Zübeyde "Sanmıyorum."

Dilek "Allah Allah, nereden biliyorsun?"

Zübeyde "Hissediyorum diyelim. Kendimi bunun için rezil edemem, kusura bakma. Zaten eve döndüğümde bir müddet daha bunun için kendimi yer bitiririm ama sonra unuturum."

Dilek, sadece iç çekmekle yetindi. Ne derse desin kuzenini bu inadından vazgeçiremeyeceğini biliyordu.
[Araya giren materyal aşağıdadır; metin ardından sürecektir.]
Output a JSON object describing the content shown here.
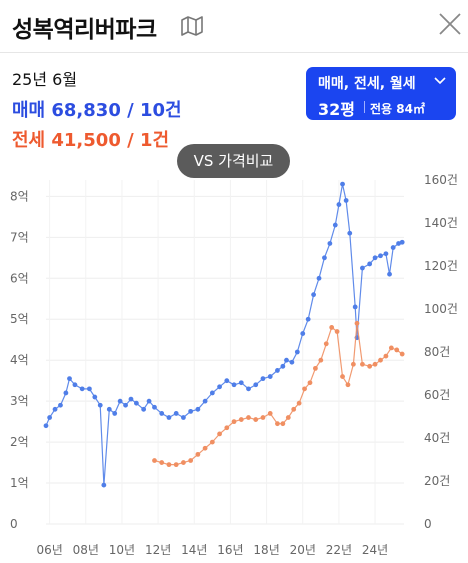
{
  "header": {
    "title": "성복역리버파크",
    "map_icon": "map-icon",
    "close_icon": "close-icon"
  },
  "summary": {
    "month": "25년 6월",
    "sale": "매매 68,830 / 10건",
    "jeonse": "전세 41,500 / 1건"
  },
  "selector": {
    "types": "매매, 전세, 월세",
    "size": "32평",
    "area": "전용 84㎡"
  },
  "compare_button": "VS 가격비교",
  "colors": {
    "sale": "#2c4de0",
    "sale_line": "#4f7ee8",
    "jeonse": "#ee5a2f",
    "jeonse_line": "#f08f62",
    "accent": "#1b45f0"
  },
  "chart_data": {
    "type": "line",
    "x_tick_labels": [
      "06년",
      "08년",
      "10년",
      "12년",
      "14년",
      "16년",
      "18년",
      "20년",
      "22년",
      "24년"
    ],
    "y_left_labels": [
      "0",
      "1억",
      "2억",
      "3억",
      "4억",
      "5억",
      "6억",
      "7억",
      "8억"
    ],
    "y_right_labels": [
      "0",
      "20건",
      "40건",
      "60건",
      "80건",
      "100건",
      "120건",
      "140건",
      "160건"
    ],
    "ylim_left": [
      0,
      8.4
    ],
    "ylim_right": [
      0,
      160
    ],
    "series": [
      {
        "name": "매매",
        "color": "#4f7ee8",
        "points": [
          [
            2005.8,
            2.4
          ],
          [
            2006.0,
            2.6
          ],
          [
            2006.3,
            2.8
          ],
          [
            2006.6,
            2.9
          ],
          [
            2006.9,
            3.2
          ],
          [
            2007.1,
            3.55
          ],
          [
            2007.4,
            3.4
          ],
          [
            2007.8,
            3.3
          ],
          [
            2008.2,
            3.3
          ],
          [
            2008.5,
            3.1
          ],
          [
            2008.8,
            2.9
          ],
          [
            2009.0,
            0.95
          ],
          [
            2009.3,
            2.8
          ],
          [
            2009.6,
            2.7
          ],
          [
            2009.9,
            3.0
          ],
          [
            2010.2,
            2.9
          ],
          [
            2010.5,
            3.05
          ],
          [
            2010.8,
            2.95
          ],
          [
            2011.2,
            2.8
          ],
          [
            2011.5,
            3.0
          ],
          [
            2011.8,
            2.85
          ],
          [
            2012.2,
            2.7
          ],
          [
            2012.6,
            2.6
          ],
          [
            2013.0,
            2.7
          ],
          [
            2013.4,
            2.6
          ],
          [
            2013.8,
            2.75
          ],
          [
            2014.2,
            2.8
          ],
          [
            2014.6,
            3.0
          ],
          [
            2015.0,
            3.2
          ],
          [
            2015.4,
            3.35
          ],
          [
            2015.8,
            3.5
          ],
          [
            2016.2,
            3.4
          ],
          [
            2016.6,
            3.45
          ],
          [
            2017.0,
            3.3
          ],
          [
            2017.4,
            3.4
          ],
          [
            2017.8,
            3.55
          ],
          [
            2018.2,
            3.6
          ],
          [
            2018.6,
            3.75
          ],
          [
            2018.9,
            3.85
          ],
          [
            2019.1,
            4.0
          ],
          [
            2019.4,
            3.95
          ],
          [
            2019.7,
            4.2
          ],
          [
            2020.0,
            4.65
          ],
          [
            2020.3,
            5.0
          ],
          [
            2020.6,
            5.6
          ],
          [
            2020.9,
            6.0
          ],
          [
            2021.2,
            6.5
          ],
          [
            2021.5,
            6.85
          ],
          [
            2021.8,
            7.3
          ],
          [
            2022.0,
            7.8
          ],
          [
            2022.2,
            8.3
          ],
          [
            2022.4,
            7.9
          ],
          [
            2022.6,
            7.1
          ],
          [
            2022.9,
            5.3
          ],
          [
            2023.0,
            4.55
          ],
          [
            2023.3,
            6.25
          ],
          [
            2023.7,
            6.35
          ],
          [
            2024.0,
            6.5
          ],
          [
            2024.3,
            6.55
          ],
          [
            2024.6,
            6.6
          ],
          [
            2024.8,
            6.1
          ],
          [
            2025.0,
            6.75
          ],
          [
            2025.3,
            6.85
          ],
          [
            2025.5,
            6.88
          ]
        ]
      },
      {
        "name": "전세",
        "color": "#f08f62",
        "points": [
          [
            2011.8,
            1.55
          ],
          [
            2012.2,
            1.5
          ],
          [
            2012.6,
            1.45
          ],
          [
            2013.0,
            1.45
          ],
          [
            2013.4,
            1.5
          ],
          [
            2013.8,
            1.55
          ],
          [
            2014.2,
            1.7
          ],
          [
            2014.6,
            1.85
          ],
          [
            2015.0,
            2.0
          ],
          [
            2015.4,
            2.2
          ],
          [
            2015.8,
            2.35
          ],
          [
            2016.2,
            2.5
          ],
          [
            2016.6,
            2.55
          ],
          [
            2017.0,
            2.6
          ],
          [
            2017.4,
            2.55
          ],
          [
            2017.8,
            2.6
          ],
          [
            2018.2,
            2.7
          ],
          [
            2018.6,
            2.45
          ],
          [
            2018.9,
            2.45
          ],
          [
            2019.2,
            2.6
          ],
          [
            2019.5,
            2.8
          ],
          [
            2019.8,
            2.95
          ],
          [
            2020.1,
            3.3
          ],
          [
            2020.4,
            3.45
          ],
          [
            2020.7,
            3.8
          ],
          [
            2021.0,
            4.0
          ],
          [
            2021.3,
            4.4
          ],
          [
            2021.6,
            4.8
          ],
          [
            2021.9,
            4.7
          ],
          [
            2022.2,
            3.6
          ],
          [
            2022.5,
            3.4
          ],
          [
            2022.8,
            3.9
          ],
          [
            2023.0,
            4.9
          ],
          [
            2023.3,
            3.9
          ],
          [
            2023.7,
            3.85
          ],
          [
            2024.0,
            3.9
          ],
          [
            2024.3,
            4.0
          ],
          [
            2024.6,
            4.1
          ],
          [
            2024.9,
            4.3
          ],
          [
            2025.2,
            4.25
          ],
          [
            2025.5,
            4.15
          ]
        ]
      }
    ]
  }
}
Konuyu değiştirmek için "Peki bir şirketle falan mı anlaştın?" diye sordu.

Zübeyde, ona kafası karışmış bir halde bakınca "Eşyalar için?" dedi.

Zübeyde "Ha onlar mı? Peker, bir nakliye aracı getireceğini söyledi. Gerisini o halledecekmiş." Dediğinde Dilek'in pis pis gülmesiyle "Ağzını açarsan Dilek, yemin ederim şuradaki bardakaltlıklarını ağzına sokarım! Beni daha fazla germe, öldürürüm seni!" diye uyardı.
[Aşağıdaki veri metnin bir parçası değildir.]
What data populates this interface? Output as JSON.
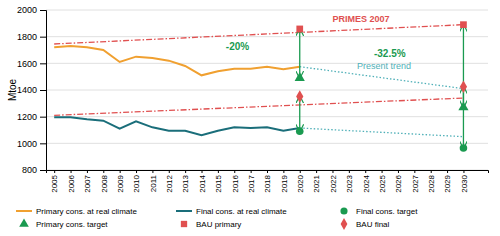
{
  "chart_data": {
    "type": "line",
    "ylabel": "Mtoe",
    "xlim": [
      2004.5,
      2031.5
    ],
    "xticks": [
      2005,
      2006,
      2007,
      2008,
      2009,
      2010,
      2011,
      2012,
      2013,
      2014,
      2015,
      2016,
      2017,
      2018,
      2019,
      2020,
      2021,
      2022,
      2023,
      2024,
      2025,
      2026,
      2027,
      2028,
      2029,
      2030
    ],
    "ylim": [
      800,
      2000
    ],
    "yticks": [
      800,
      1000,
      1200,
      1400,
      1600,
      1800,
      2000
    ],
    "grid": true,
    "legend": "bottom",
    "series": [
      {
        "name": "Primary cons. at real climate",
        "type": "line",
        "line_style": "solid",
        "color": "#f0a030",
        "x": [
          2005,
          2006,
          2007,
          2008,
          2009,
          2010,
          2011,
          2012,
          2013,
          2014,
          2015,
          2016,
          2017,
          2018,
          2019,
          2020
        ],
        "values": [
          1720,
          1730,
          1720,
          1700,
          1610,
          1650,
          1640,
          1620,
          1580,
          1510,
          1540,
          1560,
          1560,
          1575,
          1555,
          1575
        ]
      },
      {
        "name": "Final cons. at real climate",
        "type": "line",
        "line_style": "solid",
        "color": "#1a6e7a",
        "x": [
          2005,
          2006,
          2007,
          2008,
          2009,
          2010,
          2011,
          2012,
          2013,
          2014,
          2015,
          2016,
          2017,
          2018,
          2019,
          2020
        ],
        "values": [
          1195,
          1195,
          1180,
          1170,
          1110,
          1165,
          1120,
          1095,
          1095,
          1060,
          1095,
          1120,
          1115,
          1120,
          1095,
          1115
        ]
      },
      {
        "name": "Final cons. target",
        "type": "scatter",
        "marker": "circle",
        "color": "#1a9a50",
        "x": [
          2020,
          2030
        ],
        "values": [
          1090,
          965
        ]
      },
      {
        "name": "Primary cons. target",
        "type": "scatter",
        "marker": "triangle",
        "color": "#1a9a50",
        "x": [
          2020,
          2030
        ],
        "values": [
          1490,
          1270
        ]
      },
      {
        "name": "BAU primary",
        "type": "scatter",
        "marker": "square",
        "color": "#e05050",
        "x": [
          2020,
          2030
        ],
        "values": [
          1858,
          1890
        ]
      },
      {
        "name": "BAU final",
        "type": "scatter",
        "marker": "diamond",
        "color": "#e05050",
        "x": [
          2020,
          2030
        ],
        "values": [
          1352,
          1425
        ]
      },
      {
        "type": "line",
        "line_style": "dashdot",
        "color": "#e05050",
        "x": [
          2005,
          2030
        ],
        "values": [
          1745,
          1890
        ]
      },
      {
        "type": "line",
        "line_style": "dashdot",
        "color": "#e05050",
        "x": [
          2005,
          2030
        ],
        "values": [
          1210,
          1340
        ]
      },
      {
        "type": "line",
        "line_style": "dotted",
        "color": "#50b0b8",
        "x": [
          2020,
          2030
        ],
        "values": [
          1575,
          1410
        ]
      },
      {
        "type": "line",
        "line_style": "dotted",
        "color": "#50b0b8",
        "x": [
          2020,
          2030
        ],
        "values": [
          1115,
          1050
        ]
      }
    ],
    "arrows": [
      {
        "x": 2020,
        "from": 1858,
        "to": 1490,
        "color": "#1a9a50"
      },
      {
        "x": 2020,
        "from": 1352,
        "to": 1090,
        "color": "#1a9a50"
      },
      {
        "x": 2030,
        "from": 1890,
        "to": 1270,
        "color": "#1a9a50"
      },
      {
        "x": 2030,
        "from": 1425,
        "to": 965,
        "color": "#1a9a50"
      }
    ],
    "annotations": [
      {
        "text": "-20%",
        "x": 2016.2,
        "y": 1700,
        "color": "#1a9a50"
      },
      {
        "text": "-32.5%",
        "x": 2025.5,
        "y": 1650,
        "color": "#1a9a50"
      },
      {
        "text": "PRIMES 2007",
        "x": 2022.0,
        "y": 1910,
        "color": "#e05050"
      },
      {
        "text": "Present trend",
        "x": 2023.5,
        "y": 1555,
        "color": "#50b0b8"
      }
    ]
  }
}
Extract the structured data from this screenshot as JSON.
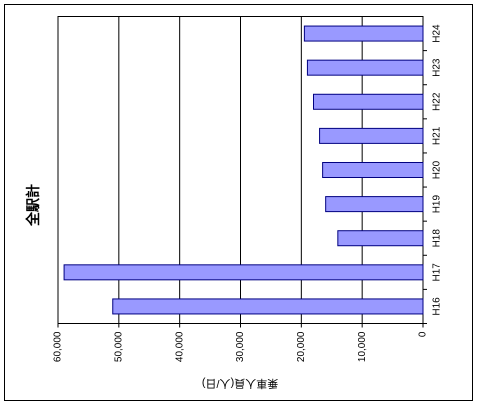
{
  "chart_data": {
    "type": "bar",
    "orientation": "rotated-horizontal",
    "title": "全駅計",
    "xlabel": "",
    "ylabel": "乗車人員(人/日)",
    "categories": [
      "H16",
      "H17",
      "H18",
      "H19",
      "H20",
      "H21",
      "H22",
      "H23",
      "H24"
    ],
    "values": [
      51000,
      59000,
      14000,
      16000,
      16500,
      17000,
      18000,
      19000,
      19500
    ],
    "value_ticks": [
      "0",
      "10,000",
      "20,000",
      "30,000",
      "40,000",
      "50,000",
      "60,000"
    ],
    "ylim": [
      0,
      60000
    ],
    "grid": true,
    "bar_color": "#9999ff",
    "bar_border_color": "#000080"
  }
}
Dilek, ellerini havaya kaldırıp "Nasıl istersen kuzen." Dedikten sonra işine geri döndü.

**

Murat ise o gün hasta ziyaretindeydi. Yanında oğlu ve Kaya vardı. Üçü de Belemi'nin karşısında oturmuş, yüzüne bakıyorlardı. Gerçi... Saruhan'ın yüz ifadesi diğerlerine göre daha tatlıydı. Belemi, başını geriye atarken "Bu saçmalık." Diye homurdandı "Altı üstü bir kurşun yarasına sahibim ve bunun için beni ziyarete mi geldin, gerçekten?"

"İnsanlar böyle yapar." Diyen Murat, kızın suratını buruşturmasıyla gözlerini kısarak gülümsedi. "İnsanlarla yakın ilişkiler kurmadığını biliyorum. Bunun için ne kadar üzüldüğümü bilmeni isterim." Dediğinde Belemi, başını kaldırıp, gözlerini açtı. Önce hemen çaprazında duran Habil'e ardından da suçlarcasına Kaya'ya baktı. "Sen benimle alay mı ediyorsun?" diye sordu Murat'a dönüp. Murat, çenesini kaşırken omuzlarını silkti. "Başımıza ne işler açtığını düşünecek olursak, şuan da orada oturuyor olman senin için bir lütuf sayılmalı." Dedi.